Coexisting Diabetes Increases Hospitalizations and Lengths of Stay in Solid-Organ Malignancies
Coexisting diabetes mellitus (DM) is associated with increased risk for hospitalization, multiple hospitalizations, and longer length of hospital stay
Coexisting diabetes mellitus (DM) is associated with increased risk for hospitalization, multiple hospitalizations, and longer length of hospital stay for patients with solid-organ malignancies, a study published in Future Science OA has shown.1
Risk of onset of and mortality due to solid-organ malignancy (eg, breast, colorectal, lung, pancreas) is increased in patients with diabetes mellitus, and hyperglycemia is associated with mortality; however, data on the interactions between hospitalizations and diabetes and solid-organ malignancy are lacking.

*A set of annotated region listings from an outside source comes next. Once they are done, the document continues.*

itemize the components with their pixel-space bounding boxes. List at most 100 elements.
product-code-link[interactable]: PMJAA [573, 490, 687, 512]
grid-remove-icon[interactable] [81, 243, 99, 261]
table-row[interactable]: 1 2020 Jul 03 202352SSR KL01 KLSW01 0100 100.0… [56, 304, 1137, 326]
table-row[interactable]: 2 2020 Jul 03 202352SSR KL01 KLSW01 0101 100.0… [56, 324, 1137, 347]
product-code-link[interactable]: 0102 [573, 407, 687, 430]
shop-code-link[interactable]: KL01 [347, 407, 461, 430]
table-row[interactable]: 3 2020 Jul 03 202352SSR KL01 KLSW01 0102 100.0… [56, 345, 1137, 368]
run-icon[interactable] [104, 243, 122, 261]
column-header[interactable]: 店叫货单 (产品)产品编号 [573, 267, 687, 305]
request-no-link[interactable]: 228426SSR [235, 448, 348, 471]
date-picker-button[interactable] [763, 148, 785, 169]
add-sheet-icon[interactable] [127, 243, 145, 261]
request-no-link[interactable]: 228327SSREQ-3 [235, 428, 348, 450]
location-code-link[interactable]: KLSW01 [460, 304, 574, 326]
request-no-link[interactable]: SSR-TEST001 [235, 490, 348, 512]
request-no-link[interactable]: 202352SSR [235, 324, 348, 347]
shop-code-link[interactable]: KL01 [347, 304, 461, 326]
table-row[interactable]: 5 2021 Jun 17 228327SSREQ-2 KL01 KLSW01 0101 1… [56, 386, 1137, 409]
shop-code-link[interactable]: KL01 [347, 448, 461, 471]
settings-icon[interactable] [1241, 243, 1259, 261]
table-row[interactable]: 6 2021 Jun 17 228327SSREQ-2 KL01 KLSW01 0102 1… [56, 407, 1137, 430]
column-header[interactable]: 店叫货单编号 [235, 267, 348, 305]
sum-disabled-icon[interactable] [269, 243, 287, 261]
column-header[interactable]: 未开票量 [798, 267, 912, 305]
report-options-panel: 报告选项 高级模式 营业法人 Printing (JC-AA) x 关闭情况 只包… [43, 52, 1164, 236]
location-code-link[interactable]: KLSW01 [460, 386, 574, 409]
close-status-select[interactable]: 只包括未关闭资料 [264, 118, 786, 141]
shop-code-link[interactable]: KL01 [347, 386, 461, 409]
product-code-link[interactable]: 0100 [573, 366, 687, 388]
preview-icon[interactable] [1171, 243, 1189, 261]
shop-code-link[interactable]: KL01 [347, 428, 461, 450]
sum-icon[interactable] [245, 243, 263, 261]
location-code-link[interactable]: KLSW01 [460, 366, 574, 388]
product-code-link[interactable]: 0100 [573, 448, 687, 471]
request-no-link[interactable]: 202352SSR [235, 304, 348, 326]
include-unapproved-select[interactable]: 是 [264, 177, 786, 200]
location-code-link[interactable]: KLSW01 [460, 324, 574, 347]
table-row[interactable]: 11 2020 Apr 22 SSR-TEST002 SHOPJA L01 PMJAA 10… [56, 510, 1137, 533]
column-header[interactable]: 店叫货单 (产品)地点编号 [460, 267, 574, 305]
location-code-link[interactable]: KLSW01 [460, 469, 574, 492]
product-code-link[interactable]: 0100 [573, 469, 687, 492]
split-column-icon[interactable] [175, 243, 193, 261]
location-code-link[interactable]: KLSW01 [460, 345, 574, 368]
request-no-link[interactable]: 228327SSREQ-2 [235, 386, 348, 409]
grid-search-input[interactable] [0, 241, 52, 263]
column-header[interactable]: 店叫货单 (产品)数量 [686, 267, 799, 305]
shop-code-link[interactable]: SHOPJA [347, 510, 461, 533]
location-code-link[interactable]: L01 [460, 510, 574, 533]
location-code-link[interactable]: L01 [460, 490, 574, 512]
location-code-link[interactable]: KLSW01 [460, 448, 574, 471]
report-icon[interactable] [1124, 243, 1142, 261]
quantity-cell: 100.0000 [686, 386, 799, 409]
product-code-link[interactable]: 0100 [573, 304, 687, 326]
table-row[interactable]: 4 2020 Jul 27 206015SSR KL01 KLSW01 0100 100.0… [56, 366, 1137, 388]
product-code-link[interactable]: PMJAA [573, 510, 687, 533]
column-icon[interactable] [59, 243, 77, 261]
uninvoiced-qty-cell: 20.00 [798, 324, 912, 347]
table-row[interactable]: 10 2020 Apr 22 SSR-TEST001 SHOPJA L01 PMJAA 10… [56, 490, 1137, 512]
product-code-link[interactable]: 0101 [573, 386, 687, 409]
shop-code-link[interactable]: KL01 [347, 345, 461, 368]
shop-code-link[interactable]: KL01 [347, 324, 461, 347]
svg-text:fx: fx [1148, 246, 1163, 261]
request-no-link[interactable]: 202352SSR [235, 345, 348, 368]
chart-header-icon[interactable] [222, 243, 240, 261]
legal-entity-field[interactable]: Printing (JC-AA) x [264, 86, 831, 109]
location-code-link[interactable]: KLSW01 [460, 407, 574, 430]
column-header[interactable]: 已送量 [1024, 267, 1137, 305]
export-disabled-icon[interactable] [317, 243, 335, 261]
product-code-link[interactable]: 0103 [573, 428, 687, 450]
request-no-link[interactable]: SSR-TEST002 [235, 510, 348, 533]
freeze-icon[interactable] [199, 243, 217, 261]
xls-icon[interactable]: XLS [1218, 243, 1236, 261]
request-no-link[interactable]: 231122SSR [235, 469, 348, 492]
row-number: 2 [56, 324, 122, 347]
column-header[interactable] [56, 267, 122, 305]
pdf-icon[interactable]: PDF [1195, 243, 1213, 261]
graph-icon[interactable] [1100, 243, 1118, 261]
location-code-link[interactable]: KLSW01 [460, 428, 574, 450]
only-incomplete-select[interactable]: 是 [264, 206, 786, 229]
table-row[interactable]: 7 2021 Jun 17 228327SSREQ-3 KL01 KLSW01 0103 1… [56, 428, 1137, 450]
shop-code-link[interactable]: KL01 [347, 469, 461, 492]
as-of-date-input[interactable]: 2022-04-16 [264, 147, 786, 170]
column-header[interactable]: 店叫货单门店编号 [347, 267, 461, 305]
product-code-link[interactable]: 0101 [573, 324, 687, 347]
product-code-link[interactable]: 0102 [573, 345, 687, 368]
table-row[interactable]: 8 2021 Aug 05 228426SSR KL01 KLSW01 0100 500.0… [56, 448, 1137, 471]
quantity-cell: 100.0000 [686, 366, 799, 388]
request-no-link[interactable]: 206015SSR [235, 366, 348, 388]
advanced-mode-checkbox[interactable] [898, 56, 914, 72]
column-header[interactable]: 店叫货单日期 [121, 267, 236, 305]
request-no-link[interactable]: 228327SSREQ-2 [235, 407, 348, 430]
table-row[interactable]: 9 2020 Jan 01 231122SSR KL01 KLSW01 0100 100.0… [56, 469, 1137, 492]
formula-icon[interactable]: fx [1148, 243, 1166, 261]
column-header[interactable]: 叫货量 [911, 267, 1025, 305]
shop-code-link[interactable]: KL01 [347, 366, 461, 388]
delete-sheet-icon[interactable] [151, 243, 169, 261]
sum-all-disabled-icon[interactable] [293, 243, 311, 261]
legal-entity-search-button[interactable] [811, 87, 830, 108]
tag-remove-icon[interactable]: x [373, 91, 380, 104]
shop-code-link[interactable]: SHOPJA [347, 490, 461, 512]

In this study, researchers identified 4620 patients with solid-organ malignancy, of which 732 also had diabetes, from the institutional cancer registry of the Mayo Clinic, Arizona, to determine the effect of coexisting diabetes on hospitalizations in patients with cancer.
Study results revealed that cancer patients with diabetes had a 72% greater chance of requiring any hospitalization (odds ratio [OR], 1.72; 95% CI, 1.46-2.04; P <.01). Chances of multiple admissions were 84% greater in this patient population (OR, 1.84; 95% CI, 1.53-2.21; P <.01). In addition, hospital lengths of stay were 0.57 days longer (P <.01).
"This is the first analysis to determine that DM coexisting with solid-organ malignancies is associated with risk of hospitalization and multiple hospitalizations," commented Nina Karlin, MD, Division of Hematology and Medical Oncology, Mayo Clinic, Scottsdale, Arizona, and corresponding author. "Such findings are thought-provoking and have significant economic implications. Further study is needed so that mitigating strategies can be developed."
Limitations of the study include that the data are from one institution; therefore, the results cannot be generalized to other facilities, the researchers reported. In addition, because the cancer registry was the primary data source, some patient-level variables such as diabetes-related complications and duration of diabetes, which can be important factors in hospitalization risk, were not included.
The researchers suggest determining diabetes-related factors that contribute to hospitalizations is an ideal next step. Appropriate preventive measures can be implemented for these patients with greater knowledge of the interaction between diabetes and solid-organ malignancies.
Reference1. Karlin NJ, Kosiorek HE, Castro JC, Cook CB. Risk of hospitalization in patients with diabetes mellitus who have solid-organ malignancy. Future Sci OA. 2016 Jul 15. doi: 10.4155/fsoa-2016-0020.